There is a simple calculus to proposals like this: the gaudier the target, the greater its political appeal. "I have never seen the American people more receptive, more ready for the tough-love solutions," said Representative Jim Jordan of Ohio, the RSC chair.

Maybe in principle. In practice, many of the folks who trumpet belt-tightening measures may balk when they learn it means sacrificing services most people see as valuable — from highway funding and Pell Grants to medical research and education funding. The nonpartisan Center on Budget and Policy Priorities estimates cuts in many key areas would surpass 40% under the RSC plan. Other items could wreak chaos on a fragile economy, including a repeal of Medicaid assistance to cash-strapped states and the privatization of Fannie Mae and Freddie Mac, which would introduce further turbulence to an already shaky housing market.

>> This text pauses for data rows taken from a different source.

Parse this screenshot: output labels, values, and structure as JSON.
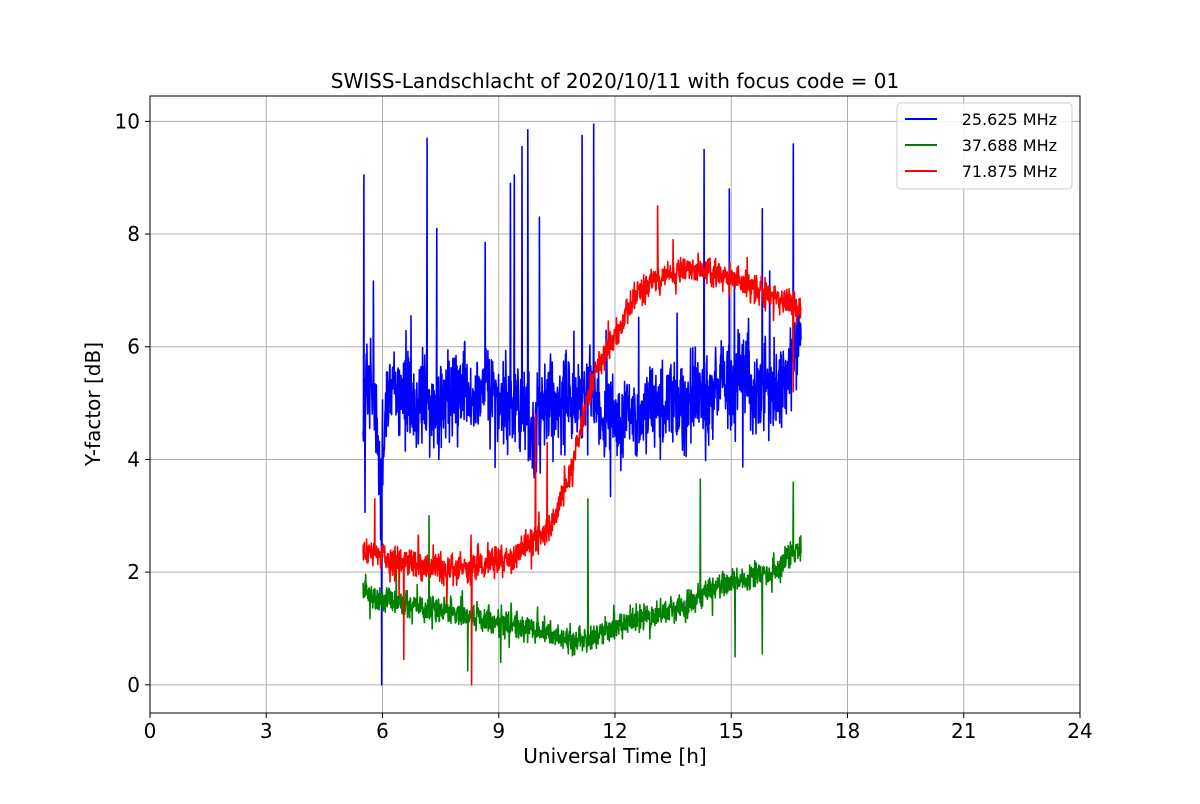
{
  "chart_data": {
    "type": "line",
    "title": "SWISS-Landschlacht of 2020/10/11 with focus code = 01",
    "xlabel": "Universal Time [h]",
    "ylabel": "Y-factor [dB]",
    "xlim": [
      0,
      24
    ],
    "ylim": [
      -0.5,
      10.45
    ],
    "xticks": [
      0,
      3,
      6,
      9,
      12,
      15,
      18,
      21,
      24
    ],
    "xtick_labels": [
      "0",
      "3",
      "6",
      "9",
      "12",
      "15",
      "18",
      "21",
      "24"
    ],
    "yticks": [
      0,
      2,
      4,
      6,
      8,
      10
    ],
    "ytick_labels": [
      "0",
      "2",
      "4",
      "6",
      "8",
      "10"
    ],
    "grid": true,
    "legend_position": "top-right",
    "series": [
      {
        "name": "25.625 MHz",
        "color": "#0000ff",
        "x": [
          5.5,
          5.6,
          5.8,
          5.95,
          6.1,
          6.3,
          6.5,
          6.7,
          6.9,
          7.1,
          7.3,
          7.5,
          7.8,
          8.1,
          8.4,
          8.7,
          9.0,
          9.3,
          9.6,
          9.9,
          10.2,
          10.5,
          10.8,
          11.1,
          11.4,
          11.7,
          12.0,
          12.3,
          12.6,
          12.9,
          13.2,
          13.5,
          13.8,
          14.1,
          14.4,
          14.7,
          15.0,
          15.3,
          15.6,
          15.9,
          16.2,
          16.5,
          16.8
        ],
        "y": [
          5.2,
          5.5,
          5.0,
          3.5,
          4.9,
          5.3,
          5.0,
          5.1,
          4.8,
          5.2,
          4.6,
          5.0,
          5.1,
          5.2,
          5.0,
          5.3,
          5.1,
          5.0,
          4.9,
          4.4,
          5.1,
          5.0,
          5.2,
          4.9,
          5.3,
          4.7,
          4.8,
          4.9,
          4.7,
          5.0,
          4.9,
          5.1,
          4.9,
          5.2,
          5.0,
          5.5,
          5.2,
          5.6,
          5.0,
          5.4,
          5.1,
          5.8,
          6.1
        ],
        "spikes": [
          [
            5.52,
            9.05
          ],
          [
            5.98,
            0.0
          ],
          [
            7.15,
            9.7
          ],
          [
            7.4,
            8.1
          ],
          [
            8.65,
            7.85
          ],
          [
            9.3,
            8.9
          ],
          [
            9.4,
            9.05
          ],
          [
            9.6,
            9.55
          ],
          [
            9.75,
            9.85
          ],
          [
            10.05,
            8.3
          ],
          [
            11.15,
            9.75
          ],
          [
            11.45,
            9.95
          ],
          [
            14.3,
            9.5
          ],
          [
            16.6,
            9.6
          ],
          [
            15.8,
            8.45
          ],
          [
            14.95,
            8.8
          ]
        ]
      },
      {
        "name": "37.688 MHz",
        "color": "#008000",
        "x": [
          5.5,
          5.8,
          6.2,
          6.6,
          7.0,
          7.4,
          7.8,
          8.2,
          8.6,
          9.0,
          9.4,
          9.8,
          10.2,
          10.6,
          11.0,
          11.4,
          11.8,
          12.2,
          12.6,
          13.0,
          13.4,
          13.8,
          14.2,
          14.6,
          15.0,
          15.4,
          15.8,
          16.2,
          16.5,
          16.8
        ],
        "y": [
          1.65,
          1.55,
          1.5,
          1.45,
          1.4,
          1.35,
          1.3,
          1.25,
          1.2,
          1.1,
          1.05,
          1.0,
          0.95,
          0.85,
          0.75,
          0.85,
          0.95,
          1.05,
          1.15,
          1.25,
          1.3,
          1.4,
          1.6,
          1.75,
          1.8,
          1.9,
          1.95,
          2.05,
          2.3,
          2.45
        ],
        "spikes": [
          [
            7.2,
            3.0
          ],
          [
            11.3,
            3.3
          ],
          [
            14.2,
            3.65
          ],
          [
            16.6,
            3.6
          ],
          [
            15.8,
            0.55
          ],
          [
            15.1,
            0.5
          ],
          [
            8.2,
            0.25
          ],
          [
            9.05,
            0.4
          ]
        ]
      },
      {
        "name": "71.875 MHz",
        "color": "#ff0000",
        "x": [
          5.5,
          5.8,
          6.2,
          6.6,
          7.0,
          7.4,
          7.8,
          8.2,
          8.6,
          9.0,
          9.4,
          9.7,
          10.0,
          10.3,
          10.6,
          10.9,
          11.2,
          11.5,
          11.8,
          12.1,
          12.4,
          12.7,
          13.0,
          13.3,
          13.6,
          13.9,
          14.2,
          14.5,
          14.8,
          15.1,
          15.4,
          15.7,
          16.0,
          16.3,
          16.6,
          16.8
        ],
        "y": [
          2.4,
          2.3,
          2.2,
          2.15,
          2.1,
          2.05,
          2.05,
          2.1,
          2.15,
          2.2,
          2.25,
          2.5,
          2.6,
          2.8,
          3.3,
          3.9,
          4.8,
          5.6,
          5.9,
          6.3,
          6.8,
          7.0,
          7.15,
          7.2,
          7.35,
          7.4,
          7.4,
          7.3,
          7.25,
          7.2,
          7.1,
          7.0,
          6.95,
          6.85,
          6.75,
          6.6
        ],
        "spikes": [
          [
            5.8,
            3.3
          ],
          [
            9.95,
            4.8
          ],
          [
            8.3,
            0.0
          ],
          [
            6.55,
            0.45
          ],
          [
            13.1,
            8.5
          ],
          [
            10.25,
            4.3
          ],
          [
            13.5,
            7.9
          ],
          [
            16.6,
            5.2
          ]
        ]
      }
    ]
  }
}
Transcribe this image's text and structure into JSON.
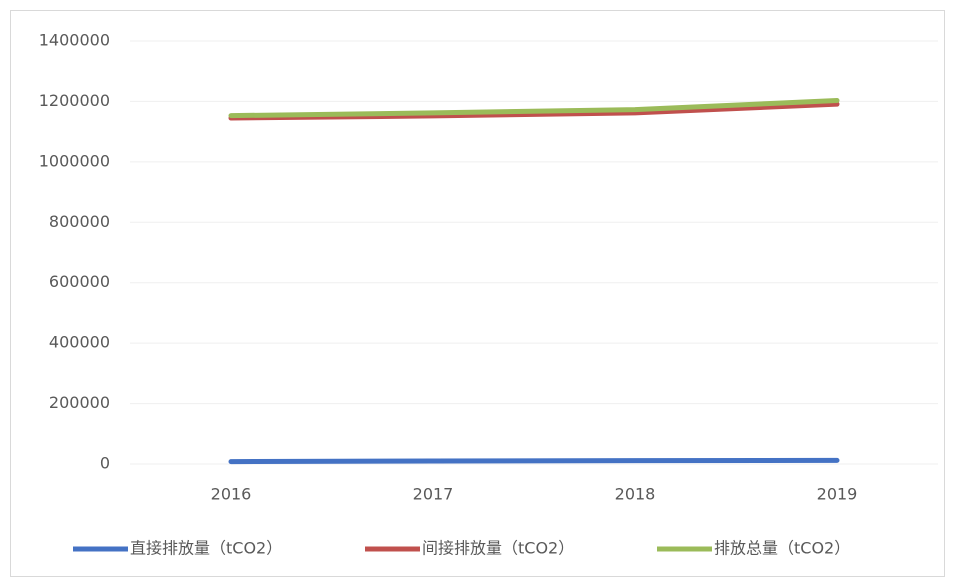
{
  "chart_data": {
    "type": "line",
    "categories": [
      "2016",
      "2017",
      "2018",
      "2019"
    ],
    "series": [
      {
        "name": "直接排放量（tCO2）",
        "color": "#4472c4",
        "values": [
          8000,
          10000,
          11000,
          12000
        ]
      },
      {
        "name": "间接排放量（tCO2）",
        "color": "#c0504d",
        "values": [
          1145000,
          1152000,
          1162000,
          1191000
        ]
      },
      {
        "name": "排放总量（tCO2）",
        "color": "#9bbb59",
        "values": [
          1153000,
          1162000,
          1173000,
          1203000
        ]
      }
    ],
    "ylim": [
      0,
      1400000
    ],
    "yticks": [
      0,
      200000,
      400000,
      600000,
      800000,
      1000000,
      1200000,
      1400000
    ],
    "grid": true,
    "legend": "bottom"
  }
}
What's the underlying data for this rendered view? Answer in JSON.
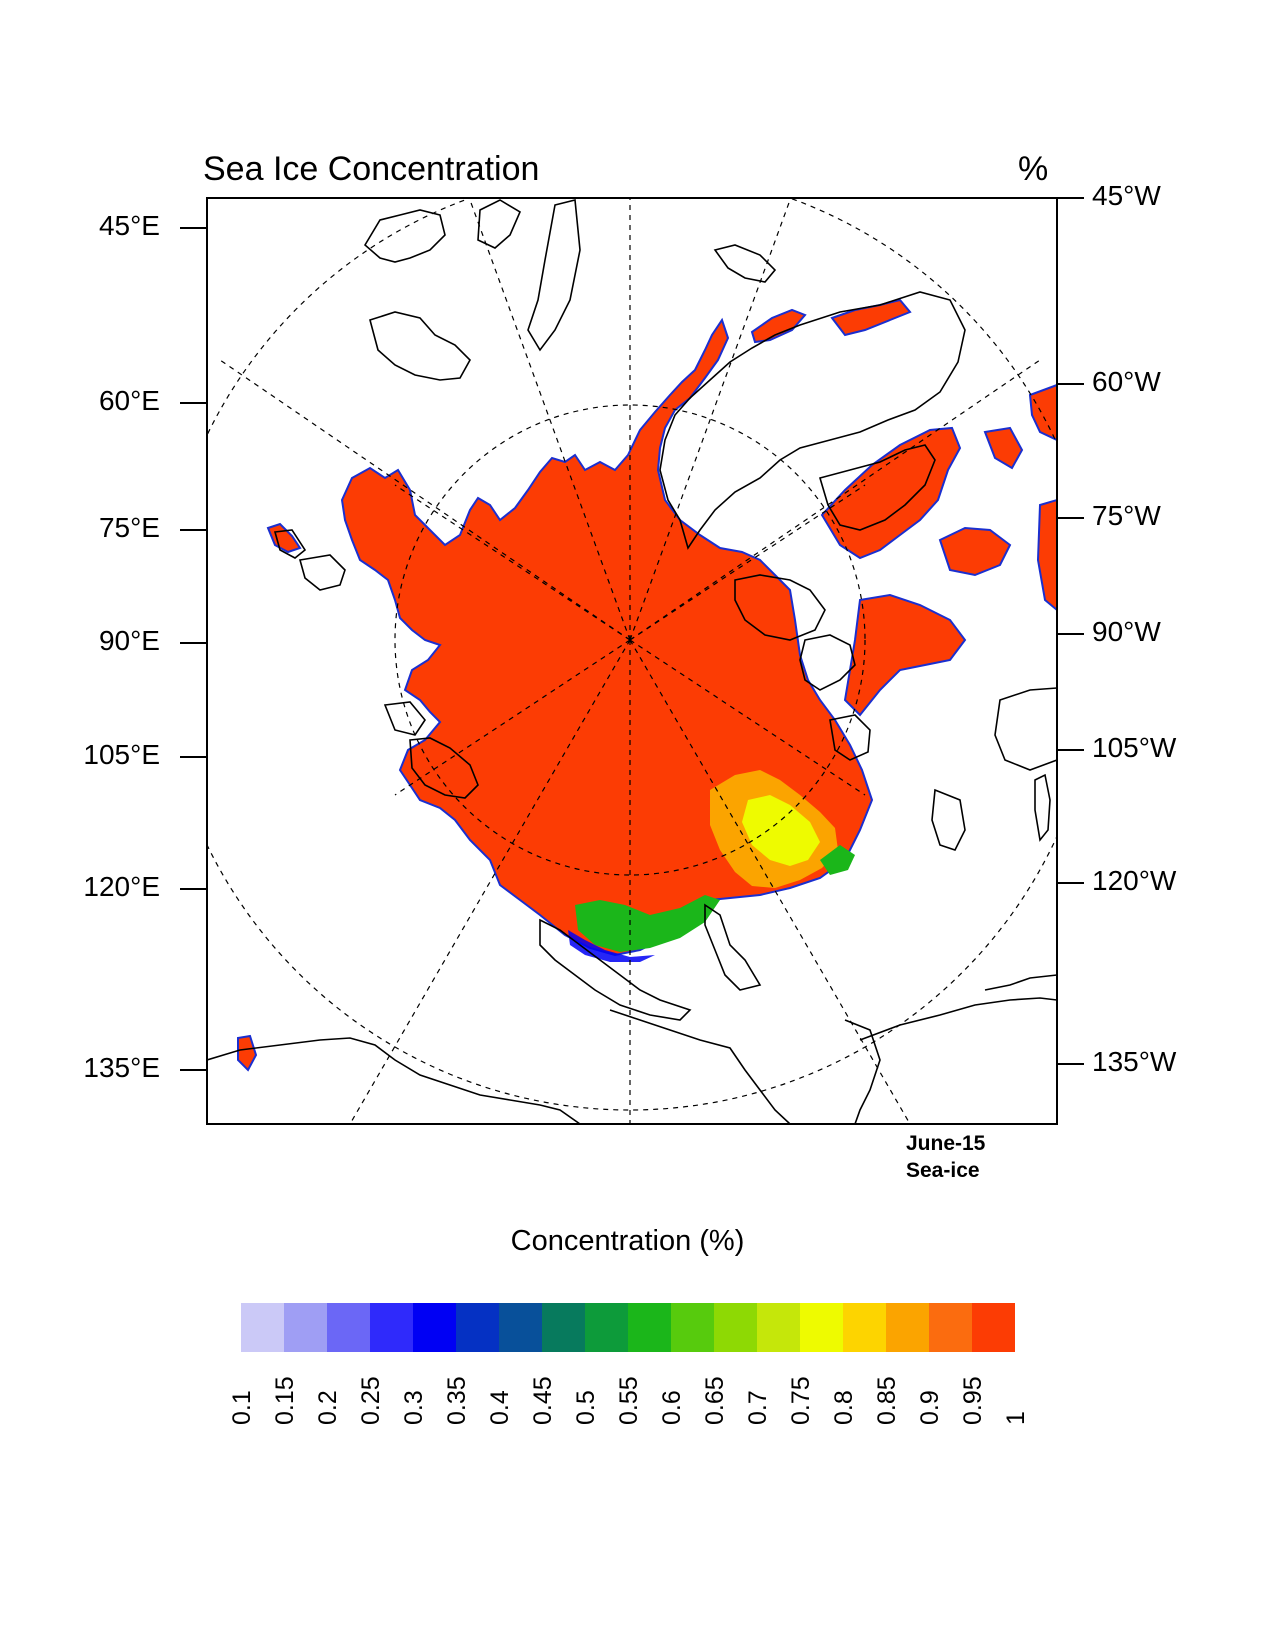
{
  "title": "Sea Ice Concentration",
  "unit": "%",
  "left_labels": [
    "45°E",
    "60°E",
    "75°E",
    "90°E",
    "105°E",
    "120°E",
    "135°E"
  ],
  "right_labels": [
    "45°W",
    "60°W",
    "75°W",
    "90°W",
    "105°W",
    "120°W",
    "135°W"
  ],
  "stamp": {
    "line1": "June-15",
    "line2": "Sea-ice"
  },
  "legend": {
    "title": "Concentration (%)",
    "ticks": [
      "0.1",
      "0.15",
      "0.2",
      "0.25",
      "0.3",
      "0.35",
      "0.4",
      "0.45",
      "0.5",
      "0.55",
      "0.6",
      "0.65",
      "0.7",
      "0.75",
      "0.8",
      "0.85",
      "0.9",
      "0.95",
      "1"
    ],
    "colors": [
      "#cbc9f7",
      "#9f9ef4",
      "#6b67f6",
      "#2f2afb",
      "#0000f4",
      "#0531c3",
      "#08509a",
      "#077a5d",
      "#0d9b3a",
      "#1bb61a",
      "#57cb0d",
      "#8ed904",
      "#c5e70a",
      "#eefb00",
      "#fdd400",
      "#fba400",
      "#fb6c0f",
      "#fc3c04"
    ]
  },
  "map_colors": {
    "ice_full": "#fc3c04",
    "ice_high": "#fba400",
    "ice_mid": "#eefb00",
    "ice_edge": "#1bb61a",
    "ice_low": "#0000f4"
  }
}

The RSC proposal has as much chance of sneaking through a Democratic-controlled Senate as the health care repeal effort. But it could still have an outsize political impact. By inflating expectations within the Tea Party, the proposal could backfire on the party by boxing other factions into a corner. The Republican leaders had to take up the delicate task of lauding the study committee's efforts while backpedaling from its intent. "Our immediate goal is to cut spending to prebailout, prestimulus levels," a Boehner spokesman said in a statement. "That's what we pledged, and that's what we'll fight for. But that will be the beginning, not the end."

The task of crafting those cuts falls to the Appropriations Committee, chaired by Kentucky's Hal Rogers. Appropriators are waiting for Ryan's budget blueprint — which itself is awaiting a Congressional Budget Office estimate expected this week — to begin imposing "the largest series of spending cuts in the history of Congress," according to Rogers' Jan. 19 statement. To do so, Rogers and his subcommittee chairs (known as cardinals) have the thorny task of navigating a middle ground between what's popular and what can actually pass. Without an appropriations bill controlling discretionary spending, the government could grind to a standstill, a prospect hanging over the committee's deliberations and invoked by rival Democrats. "We're not going to throw a trial balloon up there. This committee is not one to do a political document," says a House GOP aide. "No matter what number we get, we'll meet that number. We have to."

Which means that Tea Party leaders, many of whom are already frustrated by the chasm between rhetoric about spending cuts and reality, may be primed for a disappointment. "Is there anyone in Congress who can politically do what I want them to do right now? Of course not," says Chris Littleton, president of the Ohio Liberty Council, a coalition of 58 grass-roots groups. Littleton, who opposes an increase in the federal debt limit and is willing to see the government shut down if necessary, says meeting specific benchmarks is less important than the principles guiding the effort. "Am I going to be thrilled by the number they come up with? Probably not," he says. "There's a lot of beating around the bush, a lot of campaign-type talk. It's all very vague."

Vague vows to whittle down wasteful spending have been effective until now. By sketching out specifics, Republicans may find themselves on the wrong side of the very issue that vaulted them to power.